Best Data Analysis Libraries for Data Science

In this tutorial, we'll discuss the best libraries for Exploratory Data Analysis in Python.

We will cover these EDA libraries:

Library	GitHub Stars	Contributors	Used by
pandas-profiling	9700	79	9200
D-Tale	3700	22	501
Sweetviz	2200	5	n/a
DataPrep	1400	33	n/a
AutoViz	968	13	265
dabl	684	23	n/a
klib	331	8	n/a

1. Overview

Exploratory Data Analysis is a crucial step in the Data Science process.

It not only improves quality and consistency of the data, but it also reveals hidden trends and insights.

In this article we will use the following DataFrames:

import pandas as pd
file = 'https://raw.githubusercontent.com/softhints/Pandas-Exercises-Projects/main/data/food_recipes.csv'
df = pd.read_csv(file, low_memory=False)

file_m = 'https://raw.githubusercontent.com/softhints/Pandas-Exercises-Projects/main/data/movies_metadata.csv'
df_m = pd.read_csv(file_m, low_memory=False)

You can learn more by:

opening the notebook from:
- GitHub - Exploratory Data Analysis - Python Libraries.ipynb
watching video:

2. sweetviz - quick summary

SweetViz generates beautiful and detailed reports with visualizations.
The report is available as HTML output.

Resources

sweetviz

In-depth EDA (target analysis, comparison, feature analysis, correlation) in two lines of code!

pip install sweetviz

github - sweetviz

Features

Target analysis
Visualize and compare
Mixed-type associations
Type inference
Summary information

Code

import sweetviz as sv

my_report = sv.analyze(df)
my_report.show_html()

python-exploratory-data-analysis-sweetviz

We can get quick summary of data to find:

trends
missing values
correlations
categorical data

We can see a summary of the data types.

Then we can see the associations.
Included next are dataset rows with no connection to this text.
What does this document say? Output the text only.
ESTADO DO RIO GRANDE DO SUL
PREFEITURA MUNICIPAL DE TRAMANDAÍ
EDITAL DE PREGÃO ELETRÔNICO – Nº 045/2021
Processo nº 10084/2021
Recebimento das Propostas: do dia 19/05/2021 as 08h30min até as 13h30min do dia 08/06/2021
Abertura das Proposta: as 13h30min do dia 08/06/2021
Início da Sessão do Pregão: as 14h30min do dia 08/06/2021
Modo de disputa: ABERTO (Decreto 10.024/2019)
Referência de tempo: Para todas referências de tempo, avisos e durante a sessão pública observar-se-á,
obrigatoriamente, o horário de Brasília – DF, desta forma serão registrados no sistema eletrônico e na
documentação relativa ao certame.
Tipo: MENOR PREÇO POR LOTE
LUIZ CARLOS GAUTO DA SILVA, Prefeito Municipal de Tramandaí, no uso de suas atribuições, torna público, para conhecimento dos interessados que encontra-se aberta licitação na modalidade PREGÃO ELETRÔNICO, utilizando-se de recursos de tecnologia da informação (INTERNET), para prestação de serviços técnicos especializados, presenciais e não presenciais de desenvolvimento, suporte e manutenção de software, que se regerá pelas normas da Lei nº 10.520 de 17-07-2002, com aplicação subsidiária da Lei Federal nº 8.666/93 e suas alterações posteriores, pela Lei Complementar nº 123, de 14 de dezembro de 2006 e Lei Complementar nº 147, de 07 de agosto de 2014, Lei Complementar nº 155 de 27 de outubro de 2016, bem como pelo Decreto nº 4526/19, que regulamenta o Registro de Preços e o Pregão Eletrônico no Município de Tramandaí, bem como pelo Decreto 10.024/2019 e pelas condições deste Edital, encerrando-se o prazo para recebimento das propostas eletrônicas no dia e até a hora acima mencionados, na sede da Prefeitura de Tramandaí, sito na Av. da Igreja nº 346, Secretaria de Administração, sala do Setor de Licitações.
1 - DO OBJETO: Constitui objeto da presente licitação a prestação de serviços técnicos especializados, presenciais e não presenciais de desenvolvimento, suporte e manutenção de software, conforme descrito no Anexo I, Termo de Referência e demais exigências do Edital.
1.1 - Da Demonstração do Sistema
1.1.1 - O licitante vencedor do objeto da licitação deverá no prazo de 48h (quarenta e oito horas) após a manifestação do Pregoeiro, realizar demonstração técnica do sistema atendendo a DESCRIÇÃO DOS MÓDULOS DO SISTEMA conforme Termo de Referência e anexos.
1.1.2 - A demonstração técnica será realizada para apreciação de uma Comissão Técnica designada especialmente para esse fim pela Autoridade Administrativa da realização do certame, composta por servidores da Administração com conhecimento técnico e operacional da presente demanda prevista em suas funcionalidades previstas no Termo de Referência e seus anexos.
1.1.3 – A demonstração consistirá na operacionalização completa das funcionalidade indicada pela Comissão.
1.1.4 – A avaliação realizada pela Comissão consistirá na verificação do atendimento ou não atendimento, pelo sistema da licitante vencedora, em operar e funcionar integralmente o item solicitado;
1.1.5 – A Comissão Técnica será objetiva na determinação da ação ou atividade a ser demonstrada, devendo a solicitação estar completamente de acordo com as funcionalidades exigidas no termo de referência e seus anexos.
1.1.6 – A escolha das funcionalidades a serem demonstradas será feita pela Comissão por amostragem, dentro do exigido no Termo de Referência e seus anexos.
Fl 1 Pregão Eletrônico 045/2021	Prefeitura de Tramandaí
There are 3 types of info depending on the column type:

text
numeric
categorical

3. autoviz - visualization

As the name suggests it will automatically visualize datasets.
One difference to the first one is that:

it will take file as an input
- so you need to provide file path and separator
It's a bit slower than previous one

Reports are generated by using Bokeh as Jupyter output.

Resources

autoviz

Automatically Visualize any dataset, any size with a single line of code. Now you can save these interactive charts as HTML files automatically with the "html" setting.

pip install autoviz

github - autoviz

Features

Visualize and compare
Summary information
Outliers and missing values
Data cleaning improvement suggestions

Code

from autoviz.AutoViz_Class import AutoViz_Class

AV = AutoViz_Class()

#EDA using Autoviz
dft = AV.AutoViz( file, sep=",")

python-exploratory-data-analysis-autoviz

First we can see the summary. Number of unique values, missing ones and dtypes.

We know that: prep_time and cook_time are recognized as string columns. But they can be converted to numerical - by replacing ' M'.

This library offers - Data cleaning improvement suggestions. This is very useful for beginners.

We can see different plots depending on the dtype like:

distribution plot
box plot
heatmaps
bar plots for continuous data
and finally word clouds for text data.

4. pandas-profiling - reports

pandas-profiling is the most popular and most used library according to Github. It has a big list of features and it's very fast.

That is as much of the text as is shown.